Korean food is a surprising outlier among Asian cuisines in its affinity for potatoes. They became a staple during the first half of the 20th century, when the Japanese occupied the region and Koreans were forced to export their rice. 

Korean culture was primed for the transition. The ancient vegetarian Buddhist kingdom that once ruled the peninsula had essentially banned meat for 700 years, resulting in many innovative vegetable dishes. That devotion led us to a surprisingly fresh way to prepare potatoes.

Like rice, potatoes are an ideal neutral starch for absorbing the robust seasonings common in Korean cooking.

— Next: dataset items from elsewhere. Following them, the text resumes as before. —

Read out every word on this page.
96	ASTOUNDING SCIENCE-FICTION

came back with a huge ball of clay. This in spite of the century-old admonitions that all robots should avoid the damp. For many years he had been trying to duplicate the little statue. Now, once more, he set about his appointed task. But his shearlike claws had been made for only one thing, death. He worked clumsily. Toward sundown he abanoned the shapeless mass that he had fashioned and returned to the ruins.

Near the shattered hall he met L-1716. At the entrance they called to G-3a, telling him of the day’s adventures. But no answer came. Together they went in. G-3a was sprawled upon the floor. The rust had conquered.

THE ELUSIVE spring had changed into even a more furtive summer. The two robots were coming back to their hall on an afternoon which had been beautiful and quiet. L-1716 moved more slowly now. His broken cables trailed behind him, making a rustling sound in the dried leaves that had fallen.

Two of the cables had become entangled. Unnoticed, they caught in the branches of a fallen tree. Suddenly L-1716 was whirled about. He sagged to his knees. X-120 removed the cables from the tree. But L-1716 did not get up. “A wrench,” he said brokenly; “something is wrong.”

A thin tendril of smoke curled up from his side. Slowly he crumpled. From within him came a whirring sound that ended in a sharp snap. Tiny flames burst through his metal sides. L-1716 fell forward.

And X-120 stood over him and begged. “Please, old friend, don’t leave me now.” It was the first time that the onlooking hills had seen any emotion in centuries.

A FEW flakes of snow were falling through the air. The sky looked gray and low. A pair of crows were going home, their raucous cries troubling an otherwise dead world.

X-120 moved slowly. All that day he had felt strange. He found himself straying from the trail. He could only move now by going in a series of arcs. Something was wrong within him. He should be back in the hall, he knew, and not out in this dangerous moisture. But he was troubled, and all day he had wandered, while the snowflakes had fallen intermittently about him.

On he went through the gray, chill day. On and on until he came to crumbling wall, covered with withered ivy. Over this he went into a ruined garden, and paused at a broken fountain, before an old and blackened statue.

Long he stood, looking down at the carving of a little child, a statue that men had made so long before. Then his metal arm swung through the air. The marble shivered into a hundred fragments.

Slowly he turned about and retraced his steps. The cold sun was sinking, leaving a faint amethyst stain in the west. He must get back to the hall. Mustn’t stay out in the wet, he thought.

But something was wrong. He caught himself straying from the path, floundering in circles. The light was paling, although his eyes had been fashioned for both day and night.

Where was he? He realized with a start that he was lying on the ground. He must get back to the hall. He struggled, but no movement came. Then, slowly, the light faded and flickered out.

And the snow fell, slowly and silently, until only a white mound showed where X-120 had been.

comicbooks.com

They show up most often as gamja jorim, a dish often served as part of banchan, or small plates that also include dried seafood, salads and kimchi.

In gamja jorim, the potatoes are peeled and cubed, then braised in a blend of garlic, soy sauce and sweetener. As the potatoes cook, the liquid simmers off, leaving behind a rich savory-sweet glaze.

At Milk Street, we loved the simplicity of using the same liquid to simultaneously cook, season and coat the potatoes. But we also wanted to build in more flavor. For that, we added mirin, a sweet rice wine from Japan, and gochujang, Korea’s fermented chili paste (see sidebar). Combined with white sugar, soy sauce and garlic, they gave our glaze a more balanced sweetness and moderate heat.

After the potatoes finished cooking, a dash of rice vinegar brightened the other flavors. Sesame seeds lent a bit of texture, and a final sprinkle of scallions added freshness.

How it’s made
Korea’s fiery jang

Many of the core flavors of Korean food are built from jang, a family of fermented soybean-based condiments. The simplest, made from soybeans, salt and water, is ganjang (soy sauce), of which there are dozens of varieties. One of the most complex— and the most popular in the U.S.—is gochujang, a spicy red paste with a texture and savoriness similar to Japanese miso. To make it, traditional methods call for hand-mixing a slurry of soy sauce, sticky rice, salt, malt and chili powder, then fermenting the mixture in large clay pots left outside in the sun. The pots—called onggi—are porous, which helps foster fermentation. Though six months is acceptable, the best gochujangs are aged for as long as five years. It’s an essential flavor in jjigae stews and often shows up in the marinades for Korean barbecue.